NBA Draft Stock Tracker: Week Four - The Sophomores
Much has been written about the great freshman class this year, and rightly so; it should be one of the best in years. However, some of the sophomores in the 2014 class are very talented and are already poised to make an immediate impact at the next level.
Marcus Smart was considered one of the best players in the 2013 Draft and it was a surprise to some that he decided to go back to school. Smart is very big for a point guard, listed at 6-foot-4, 220 lbs, and knows how to use his size to his advantage. The sophomore has awesome hands and is already a great defender. However, Smart displayed plenty of room for improvement and appeared to make the correct choice returning. Oklahoma State was very happy to get back their leader and point guard, but it turned out to be a good decision for both parties.
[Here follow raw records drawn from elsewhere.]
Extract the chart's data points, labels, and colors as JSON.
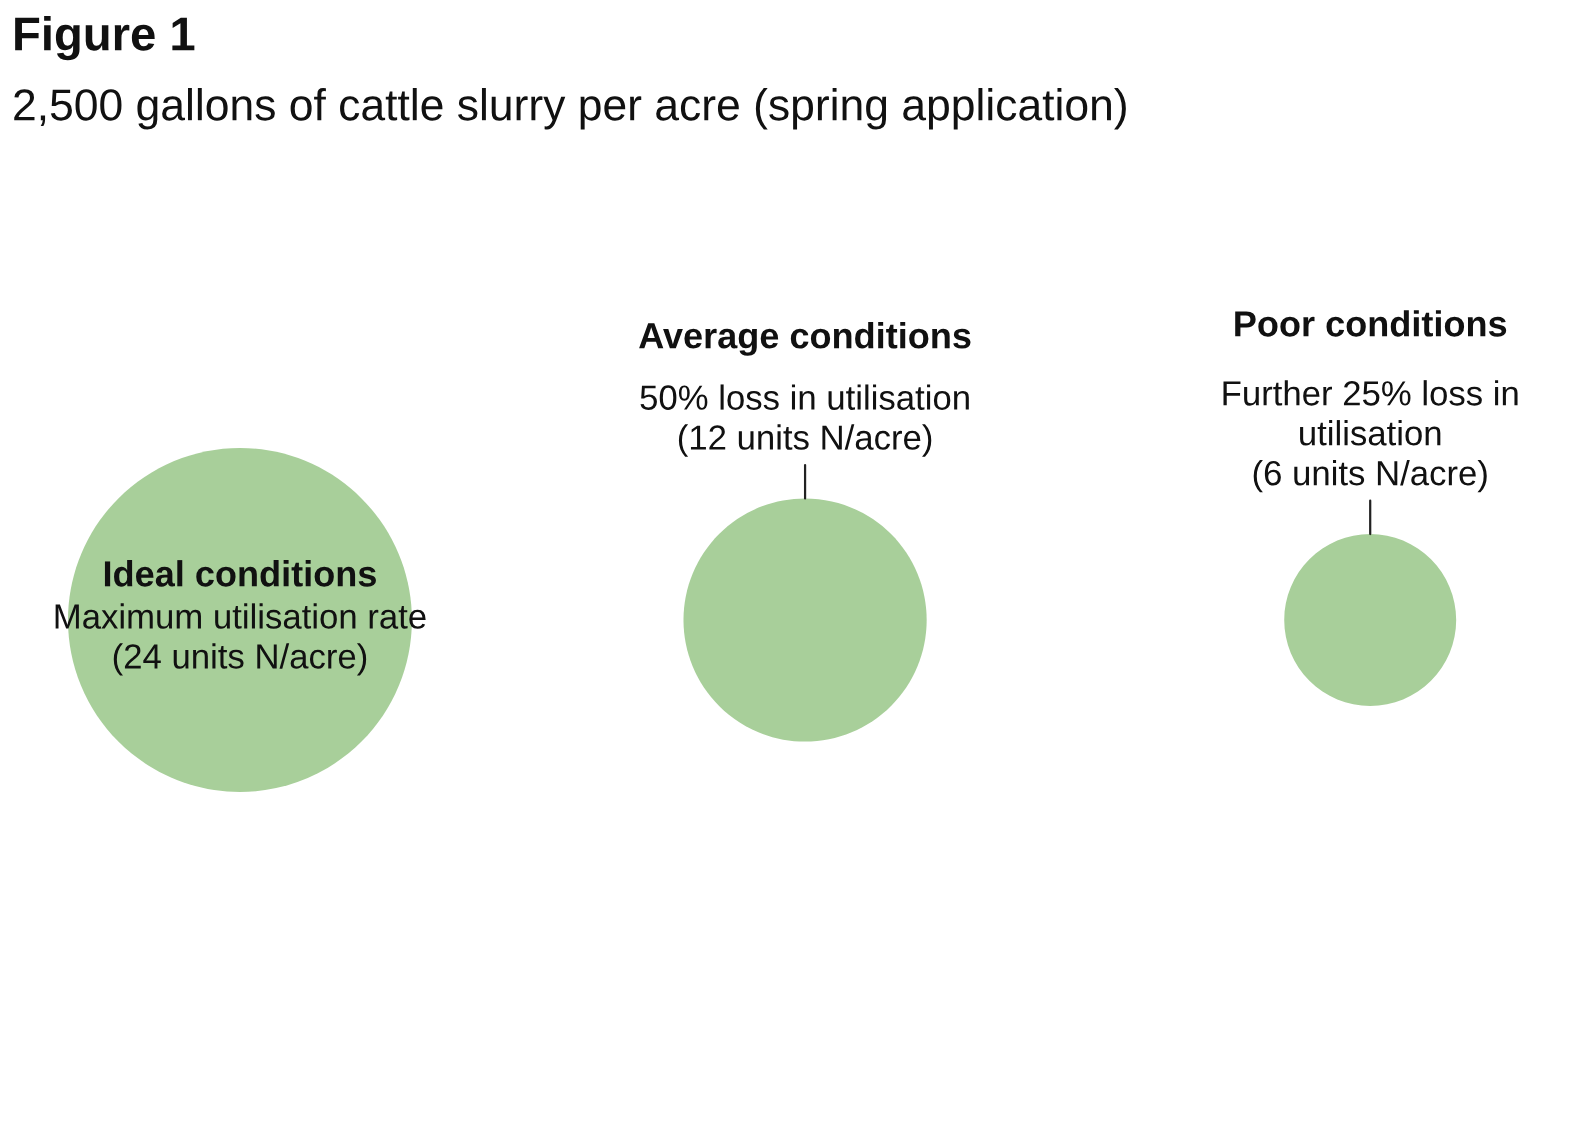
{
  "chart_data": {
    "type": "other",
    "title": "Figure 1",
    "subtitle": "2,500 gallons of cattle slurry per acre (spring application)",
    "categories": [
      "Ideal conditions",
      "Average conditions",
      "Poor conditions"
    ],
    "values": [
      24,
      12,
      6
    ],
    "value_labels": [
      "Maximum utilisation rate\n(24 units N/acre)",
      "50% loss in utilisation\n(12 units N/acre)",
      "Further 25% loss in\nutilisation\n(6 units N/acre)"
    ],
    "color": "#a8cf9a"
  }
}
One of Smart’s weaknesses is his ability to shoot. The Oklahoma State point guard only shot 28% from the three-point range his freshman year. Many scouts questioned his range and Smart has certainly answered his critics this year. Smart is shooting 38% from three this season, while taking two more triples per game. The sophomore will improve his jump shot with more practice and it does not seem like an issue anymore.
Smart is a scoring point guard, with his big body allowing him to get into the lane and finish over defenders. The sophomore gets to the rim often, and averages almost nine free throws per game. Smart must improve his shot from the line, which currently sits at a pedestrian 65%.
Although Smart can score with such ease, he must learn how to find the open man better throughout the game. Smart is averaging 3.6 assists to 2.9 turnovers, which is not a good number and must improve for him to succeed at the next level. Turnovers can ruin any player, especially when that player is a point guard. The sophomore has to become a better decision maker by learning when to assert himself, and when to get his teammates involved.
The Duke forward is having a stellar year for the Blue Devils, and impressing scouts with his “in the gym” range. Rodney Hood is a transfer from Mississippi State, and Coach K seems to have turned him into a legitimate pro prospect. Hood is shooting an incredible 59% from three, and while this is only a small sample size, he seems perfect for today’s NBA game. Hood lives in the corners, just waiting for a feed to nail the easiest three-point shot in the game.
The sophomore can also shoot from the top of the key and loves to drive to the rim. Hood is a pure scorer and has greatly improved his game from freshman year. The Duke forward is averaging five more free throws this year and 10 more points. Hood is shooting a probably unsustainable 62% from the field, but the fast start has moved him up team’s draft boards.